In July 2008, Feed Management Systems, Inc. (FMS) and Comeo Systems, Inc. (“Comeo”) entered into an agreement (“Management Agreement”). Among other things, the Management Agreement obligated Comeo to broadly indemnify FMS as well as reimburse FMS for reasonable costs and expenses, including attorneys’ fees. After Comeo refused to indemnify FMS in a lawsuit involving non-parties Brilliant Alternatives, Inc. and Robert Brill (collectively, “Brill”), FMS sued Com-eo for reimbursement of attorneys’ fees and other expenses that resulted from the lawsuit. FMS and Comeo filed cross-motions for summary judgment.
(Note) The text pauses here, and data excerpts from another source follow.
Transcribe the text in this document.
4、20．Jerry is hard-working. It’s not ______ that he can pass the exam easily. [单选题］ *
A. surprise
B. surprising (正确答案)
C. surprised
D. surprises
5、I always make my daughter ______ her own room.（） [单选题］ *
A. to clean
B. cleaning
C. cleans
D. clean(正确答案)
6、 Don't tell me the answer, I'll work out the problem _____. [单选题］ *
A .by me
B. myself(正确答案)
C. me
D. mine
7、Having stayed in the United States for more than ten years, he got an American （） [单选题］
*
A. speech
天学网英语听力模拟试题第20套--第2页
The district court 2 granted both motions in part. FMS and Comeo each appeal. We affirm.

I. Background

Before entering into the Management Agreement, FMS and Comeo each had dealings with Brill. In January 2008, Comeo entered into an agreement with Brill (“Comco-Brill Agreement”) to acquire Brill’s rights to certain software products related to animal feed management and an international distribution network of sales agents. During the Comco-Brill Agreement negotiations, and after its execution, FMS defended itself in litigation filed against it by Brill. Comeo entered the Comco-Brill Agreement, in part, to assume control of the litigation. In return for control over the litigation and the acquisition of Brill’s above-listed rights, Comeo agreed to market and distribute the software and pay Brill royalties and a contractor fee.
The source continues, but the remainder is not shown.